I am running into a MemoryError at around 2 GB on my Python implementation of a split_train_test function on the MNIST data set.
Task Manager barely reaches 50% of max memory, including the other apps that are open on my machine. I have 16GB of RAM.
I see most people point towards a 64 vs 32 bit or python 2 vs 3 problem; however, both my VS Code and Windows 10 are 64-bit and view > Command Palette > Python: Select Interpreter show that I am using Python 3.7.1 64-bit from anaconda3/conda.
I know the code itself works because I have used the output in Jupyter afterI import the py file.
def split_train_val(val_frac=0.3, size=1):
"""Splits training and validation set
param val_frac: fraction of total training set to be used for validation
"""
# Read converted csv
X_raw = pd.read_csv('Data/csv/X_train.csv')
Y_raw = pd.read_csv('Data/csv/y_train.csv')
# Rename Label column, concat to X set
Y_raw.columns = ['Label']
df = pd.concat([Y_raw, X_raw], axis=1).sample(frac=size)

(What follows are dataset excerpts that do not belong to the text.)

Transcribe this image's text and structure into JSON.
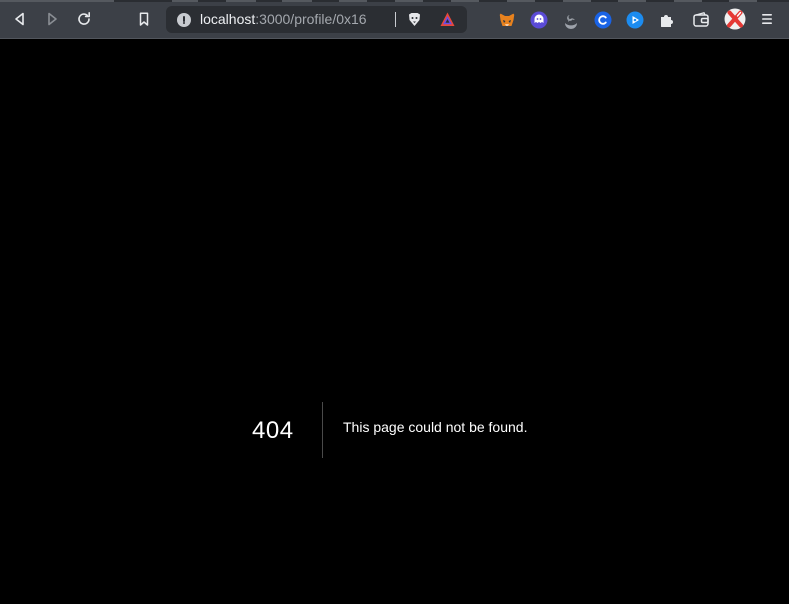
{
  "browser": {
    "url_host": "localhost",
    "url_rest": ":3000/profile/0x16",
    "icons": {
      "back": "back-arrow-icon",
      "forward": "forward-arrow-icon",
      "reload": "reload-icon",
      "bookmark": "bookmark-icon",
      "site_info": "info-icon",
      "brave_shields": "brave-lion-icon",
      "brave_rewards": "brave-rewards-triangle-icon",
      "extensions": [
        "metamask-fox-icon",
        "purple-ghost-icon",
        "sleep-moon-icon",
        "blue-c-icon",
        "blue-play-icon",
        "puzzle-icon",
        "wallet-icon",
        "profile-avatar-icon",
        "menu-icon"
      ]
    },
    "colors": {
      "toolbar_bg": "#3c4047",
      "urlbar_bg": "#2b2e33",
      "url_host_color": "#eef0f3",
      "url_rest_color": "#a4a8ae",
      "page_bg": "#000000"
    }
  },
  "page": {
    "error_code": "404",
    "error_message": "This page could not be found."
  }
}
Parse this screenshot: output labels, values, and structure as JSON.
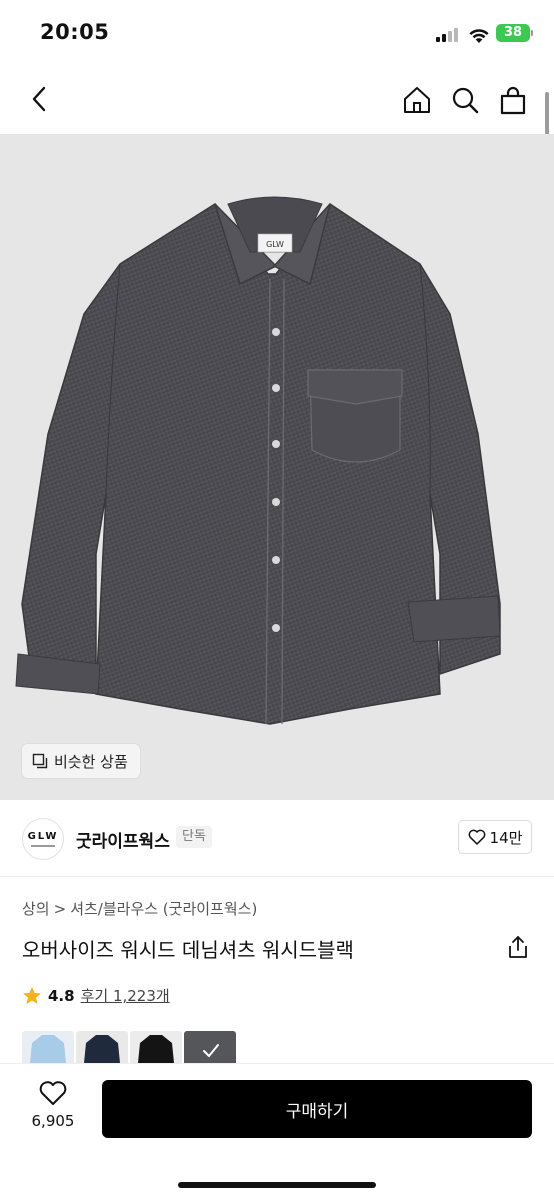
{
  "status": {
    "time": "20:05",
    "battery": "38"
  },
  "nav": {
    "back_icon": "chevron-left-icon",
    "home_icon": "home-icon",
    "search_icon": "search-icon",
    "cart_icon": "shopping-bag-icon"
  },
  "hero": {
    "shirt_label": "GLW",
    "similar_label": "비슷한 상품",
    "similar_icon": "copy-icon"
  },
  "brand": {
    "logo_text": "GLW",
    "name": "굿라이프웍스",
    "badge": "단독",
    "likes": "14만"
  },
  "breadcrumb": {
    "category": "상의",
    "separator": ">",
    "subcategory": "셔츠/블라우스 (굿라이프웍스)"
  },
  "product": {
    "title": "오버사이즈 워시드 데님셔츠 워시드블랙",
    "rating": "4.8",
    "reviews": "후기 1,223개"
  },
  "swatches": [
    {
      "name": "light-blue",
      "color": "#a8cbe8"
    },
    {
      "name": "navy",
      "color": "#1f2a3c"
    },
    {
      "name": "black",
      "color": "#141414"
    },
    {
      "name": "washed-black",
      "color": "#55565a",
      "selected": true
    }
  ],
  "bottom": {
    "wish_count": "6,905",
    "buy_label": "구매하기"
  },
  "colors": {
    "accent": "#000000",
    "star": "#f6b01c",
    "battery": "#3cc853"
  }
}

# Split training set into train and val
N = df.shape[0]
n = round(val_frac * N)
train = df.iloc[n:,:]
val = df.iloc[:n,:]
x_train = train.drop(['Label'], axis=1)
x_val = val.drop(['Label'], axis=1)
y_train = train.Label
y_val = val.Label
# Return training and validation set
return(x_train, y_train, x_val, y_val)
x_train, y_train, x_val, y_val = split_train_val()
Error Message:
Traceback (most recent call last):
File "preprocessing.py", line 71, in <module>
x_train, y_train, x_val, y_val = split_train_val()
File "preprocessing.py", line 53, in split_train_val
df = pd.concat([Y_raw, X_raw], axis=1).sample(frac=size)
File "C:\Users\...\AppData\Local\Programs\Python\Python37-32\lib\site-packages\pandas\core\reshape\concat.py", line 229, in concat
return op.get_result()
File "C:\Users\...\AppData\Local\Programs\Python\Python37-32\lib\site-packages\pandas\core\reshape\concat.py", line 426, in get_result
copy=self.copy)
File "C:\Users\...\AppData\Local\Programs\Python\Python37-32\lib\site-packages\pandas\core\internals\managers.py", line 2052, in concatenate_block_managers
values = values.copy()
MemoryError
Lastly, I tried changing the jedi.memoryLimit setting to -1 as suggested by some VS Code documentation. This did not help either.
I imported then ran the function in Jupyter. I have also run this exact code in my Anaconda Prompt. None of them result in any error.